In the past couple weeks, Stanford’s campus has fallen into the tentacles of a new Netflix show. A daring documentary on cephalopod social behavior, the show covers cutting-edge research into octopuses, cuttlefish, and, of course, squid. Or so I assume, anyway — I haven’t actually had a chance to watch it yet.
The title, “Squid Game,” is the name researchers have assigned to a symbolic bonding ritual observed in multiple cephalopod species. Large numbers of squid, often of the Illex genus, gather to perform a specific sequence of coordinated movements. No surprise that this beautiful exhibit of natural harmony has enraptured thousands of students. I mean, that must be it.

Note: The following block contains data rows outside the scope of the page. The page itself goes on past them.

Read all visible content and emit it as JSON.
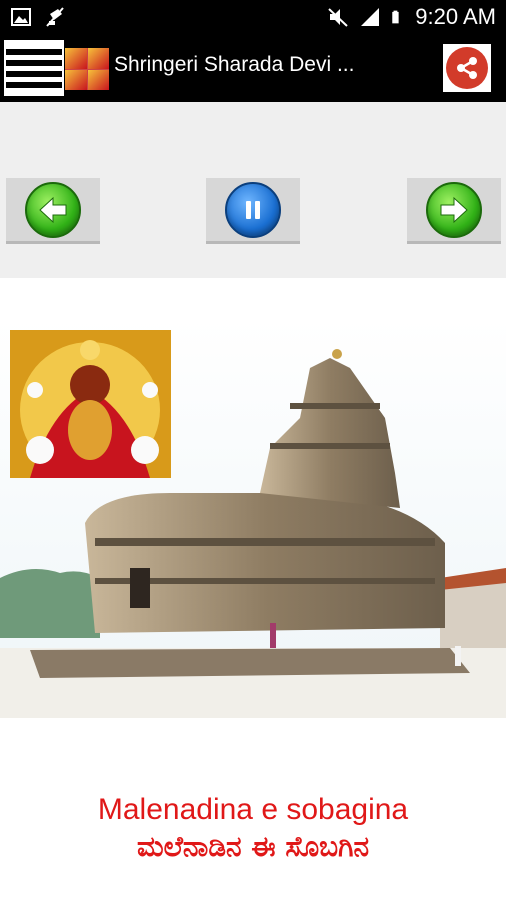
{
  "status_bar": {
    "time": "9:20 AM",
    "icons": [
      "image-icon",
      "no-notification-icon",
      "mute-icon",
      "signal-icon",
      "battery-icon"
    ]
  },
  "app_bar": {
    "title": "Shringeri Sharada Devi ...",
    "icons": [
      "menu-icon",
      "app-logo",
      "share-icon"
    ],
    "share_color": "#d23b2a"
  },
  "controls": {
    "buttons": [
      "previous-button",
      "pause-button",
      "next-button"
    ],
    "green": "#31b217",
    "blue": "#1a6fd2"
  },
  "lyrics": {
    "line1": "Malenadina e sobagina",
    "line2": "ಮಲೆನಾಡಿನ ಈ ಸೊಬಗಿನ",
    "color": "#e01818"
  }
}
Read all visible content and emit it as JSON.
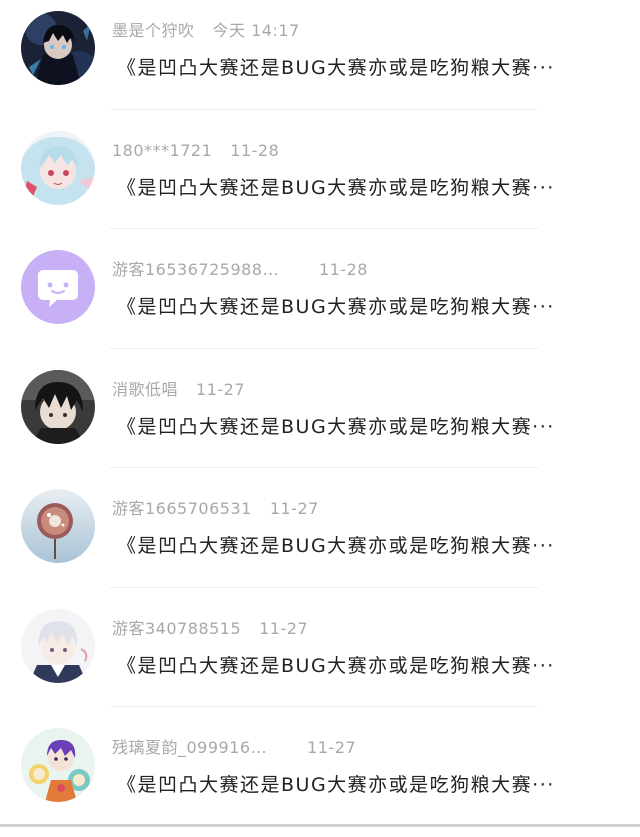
{
  "messages": [
    {
      "name": "墨是个狩吹",
      "time": "今天 14:17",
      "preview": "《是凹凸大赛还是BUG大赛亦或是吃狗粮大赛···",
      "avatar_icon": "dark-anime-character-avatar"
    },
    {
      "name": "180***1721",
      "time": "11-28",
      "preview": "《是凹凸大赛还是BUG大赛亦或是吃狗粮大赛···",
      "avatar_icon": "pastel-anime-girl-avatar"
    },
    {
      "name": "游客16536725988…",
      "time": "11-28",
      "preview": "《是凹凸大赛还是BUG大赛亦或是吃狗粮大赛···",
      "avatar_icon": "default-chat-bubble-avatar"
    },
    {
      "name": "消歌低唱",
      "time": "11-27",
      "preview": "《是凹凸大赛还是BUG大赛亦或是吃狗粮大赛···",
      "avatar_icon": "dark-haired-anime-boy-avatar"
    },
    {
      "name": "游客1665706531",
      "time": "11-27",
      "preview": "《是凹凸大赛还是BUG大赛亦或是吃狗粮大赛···",
      "avatar_icon": "paper-fan-avatar"
    },
    {
      "name": "游客340788515",
      "time": "11-27",
      "preview": "《是凹凸大赛还是BUG大赛亦或是吃狗粮大赛···",
      "avatar_icon": "white-haired-anime-boy-avatar"
    },
    {
      "name": "残璃夏韵_099916…",
      "time": "11-27",
      "preview": "《是凹凸大赛还是BUG大赛亦或是吃狗粮大赛···",
      "avatar_icon": "colorful-anime-group-avatar"
    }
  ],
  "colors": {
    "meta_text": "#a8a8a8",
    "preview_text": "#222222",
    "separator": "#ededed",
    "default_avatar_bg": "#c7b0f5"
  }
}
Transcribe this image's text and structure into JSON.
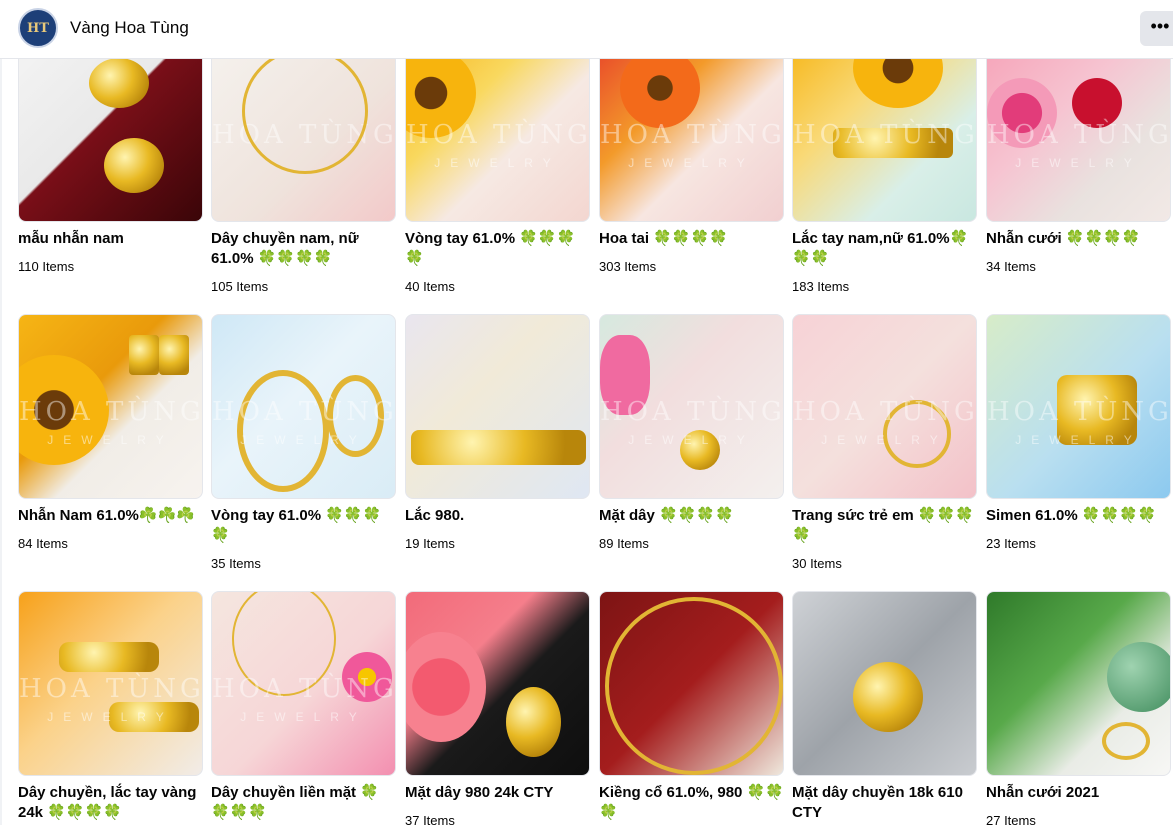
{
  "header": {
    "page_name": "Vàng Hoa Tùng",
    "avatar_text": "HT",
    "more_label": "•••"
  },
  "watermark": {
    "line1": "HOA TÙNG",
    "line2": "JEWELRY"
  },
  "albums": [
    {
      "title": "mẫu nhẫn nam",
      "count": "110 Items"
    },
    {
      "title": "Dây chuyền nam, nữ 61.0% 🍀🍀🍀🍀",
      "count": "105 Items"
    },
    {
      "title": "Vòng tay 61.0% 🍀🍀🍀🍀",
      "count": "40 Items"
    },
    {
      "title": "Hoa tai 🍀🍀🍀🍀",
      "count": "303 Items"
    },
    {
      "title": "Lắc tay nam,nữ 61.0%🍀🍀🍀",
      "count": "183 Items"
    },
    {
      "title": "Nhẫn cưới 🍀🍀🍀🍀",
      "count": "34 Items"
    },
    {
      "title": "Nhẫn Nam 61.0%☘️☘️☘️",
      "count": "84 Items"
    },
    {
      "title": "Vòng tay 61.0% 🍀🍀🍀🍀",
      "count": "35 Items"
    },
    {
      "title": "Lắc 980.",
      "count": "19 Items"
    },
    {
      "title": "Mặt dây 🍀🍀🍀🍀",
      "count": "89 Items"
    },
    {
      "title": "Trang sức trẻ em 🍀🍀🍀🍀",
      "count": "30 Items"
    },
    {
      "title": "Simen 61.0% 🍀🍀🍀🍀",
      "count": "23 Items"
    },
    {
      "title": "Dây chuyền, lắc tay vàng 24k 🍀🍀🍀🍀",
      "count": ""
    },
    {
      "title": "Dây chuyền liền mặt 🍀🍀🍀🍀",
      "count": ""
    },
    {
      "title": "Mặt dây 980 24k CTY",
      "count": "37 Items"
    },
    {
      "title": "Kiềng cổ 61.0%, 980 🍀🍀🍀",
      "count": ""
    },
    {
      "title": "Mặt dây chuyền 18k 610 CTY",
      "count": ""
    },
    {
      "title": "Nhẫn cưới 2021",
      "count": "27 Items"
    }
  ],
  "thumb_styles": [
    {
      "bg": "linear-gradient(135deg,#f4f4f4 0%,#e9e9e9 45%,#7a0f18 46%,#3a0508 100%)"
    },
    {
      "bg": "linear-gradient(135deg,#f5f2ee 0%,#efe3dc 60%,#f3c9c9 100%)"
    },
    {
      "bg": "linear-gradient(135deg,#f7b21a 0%,#f9d85e 35%,#f6e9e3 60%,#f3d6d0 100%)"
    },
    {
      "bg": "linear-gradient(135deg,#e8432a 0%,#f39a2a 35%,#f7e6e1 60%,#f1cfd0 100%)"
    },
    {
      "bg": "linear-gradient(135deg,#f6b618 0%,#f9d977 35%,#d9efe8 70%,#c9e7e0 100%)"
    },
    {
      "bg": "linear-gradient(135deg,#f6a3b8 0%,#f6c4d1 40%,#e9e2df 70%,#f2e9e6 100%)"
    },
    {
      "bg": "linear-gradient(135deg,#f6b515 0%,#e99a0b 40%,#f1ede7 60%,#f7f3ef 100%)"
    },
    {
      "bg": "linear-gradient(135deg,#cfe8f6 0%,#e9f4fa 45%,#d9ecf6 100%)"
    },
    {
      "bg": "linear-gradient(135deg,#e9e6ef 0%,#f1ead8 40%,#dfe7f3 100%)"
    },
    {
      "bg": "linear-gradient(135deg,#d6e9df 0%,#f2dede 40%,#f3f0ee 100%)"
    },
    {
      "bg": "linear-gradient(135deg,#f7d2d6 0%,#f4e0dd 50%,#f3c1c8 100%)"
    },
    {
      "bg": "linear-gradient(135deg,#d7ecc8 0%,#b9dff0 55%,#8cc9ef 100%)"
    },
    {
      "bg": "linear-gradient(135deg,#f7a11a 0%,#fbd28a 45%,#f1ece8 100%)"
    },
    {
      "bg": "linear-gradient(135deg,#f5e6df 0%,#f6d6d7 55%,#f38fb0 100%)"
    },
    {
      "bg": "linear-gradient(135deg,#f26b7a 0%,#f57e8b 35%,#1a1a1a 55%,#0e0e0e 100%)"
    },
    {
      "bg": "linear-gradient(135deg,#7d1414 0%,#a41d1d 50%,#efe8dd 100%)"
    },
    {
      "bg": "linear-gradient(135deg,#cfd2d6 0%,#9ea3a9 50%,#c9ccd0 100%)"
    },
    {
      "bg": "linear-gradient(135deg,#2f7a2a 0%,#58a94a 40%,#e9ece6 70%,#f7f7f5 100%)"
    }
  ]
}
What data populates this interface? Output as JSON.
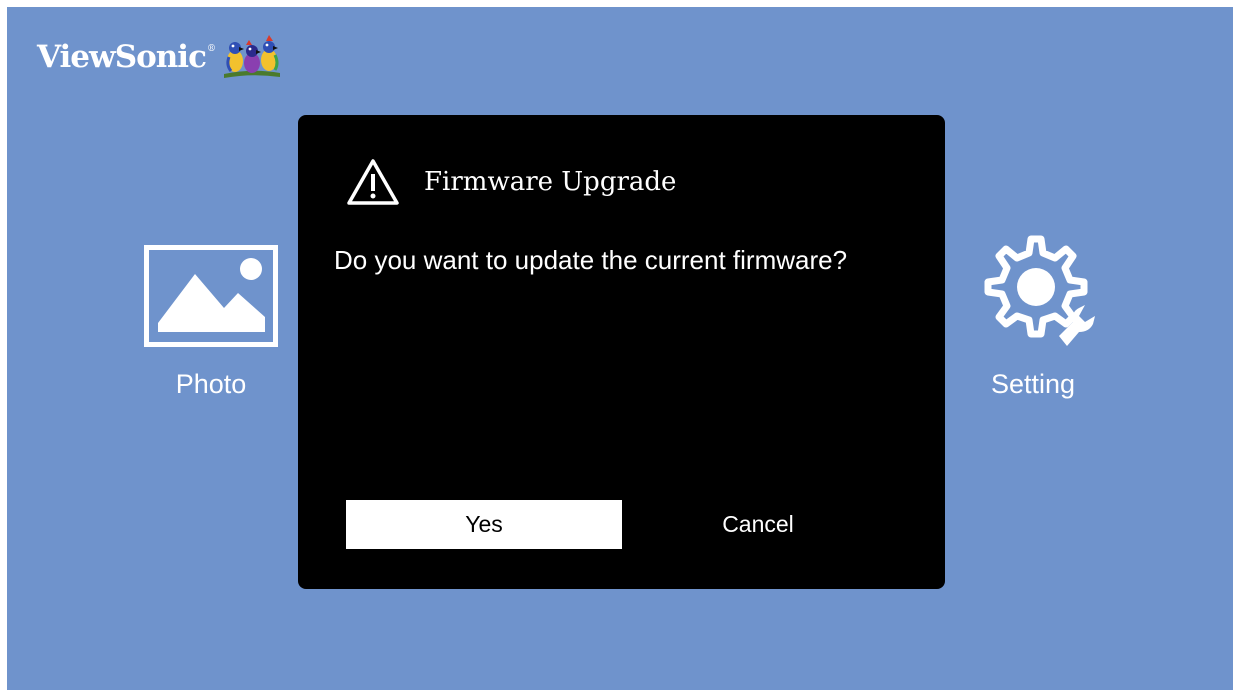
{
  "brand": {
    "name": "ViewSonic",
    "registered_mark": "®",
    "logo_icon": "viewsonic-birds-logo"
  },
  "apps": [
    {
      "label": "Photo",
      "icon": "photo-icon"
    },
    {
      "label": "Setting",
      "icon": "gear-wrench-icon"
    }
  ],
  "dialog": {
    "icon": "warning-icon",
    "title": "Firmware Upgrade",
    "message": "Do you want to update the current firmware?",
    "buttons": {
      "yes": "Yes",
      "cancel": "Cancel"
    },
    "focused_button": "yes"
  },
  "colors": {
    "background": "#6f93cc",
    "dialog_background": "#000000",
    "text": "#ffffff",
    "focused_button_background": "#ffffff",
    "focused_button_text": "#000000"
  }
}
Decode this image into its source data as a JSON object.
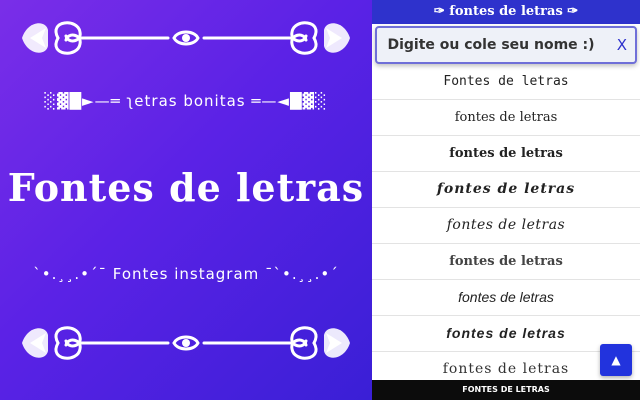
{
  "hero": {
    "subtitle_top": "ʅetras bonitas",
    "title": "Fontes de letras",
    "subtitle_bottom": "`•.¸¸.•´¯ Fontes instagram ¯`•.¸¸.•´"
  },
  "header": {
    "title": "✑ fontes de letras ✑"
  },
  "search": {
    "placeholder": "Digite ou cole seu nome :)",
    "clear_label": "X"
  },
  "list": {
    "items": [
      "Fontes de letras",
      "fontes de letras",
      "fontes de letras",
      "fontes de letras",
      "fontes de letras",
      "fontes de letras",
      "fontes de letras",
      "fontes de letras",
      "fontes de letras"
    ]
  },
  "scroll_top": {
    "icon": "arrow-up-icon",
    "glyph": "▲"
  },
  "footer": {
    "text": "FONTES DE LETRAS"
  },
  "colors": {
    "hero_start": "#7a2ee8",
    "hero_end": "#3a1fd6",
    "accent": "#2e32cc",
    "footer": "#0c0c0c"
  }
}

The show joins a growing list of Netflix original documentaries (I think), including “Salt Fat Acid Heat” and “Our Planet.” Specifically, it draws on the cephalopod craze kicked off by “My Octopus Teacher,” which explores the previously unknown details of cephalopod pedagogy. Huh? No, I haven’t seen that either; why?
In any case, “Squid Game” is set to be one of the most influential shows ever to be produced about tentacled ocean-dwelling creatures, and shows no signs of slowing down… I think.
Editor’s Note: This article is purely satirical and fictitious. All attributions in this article are not genuine, and this story should be read in the context of pure entertainment only.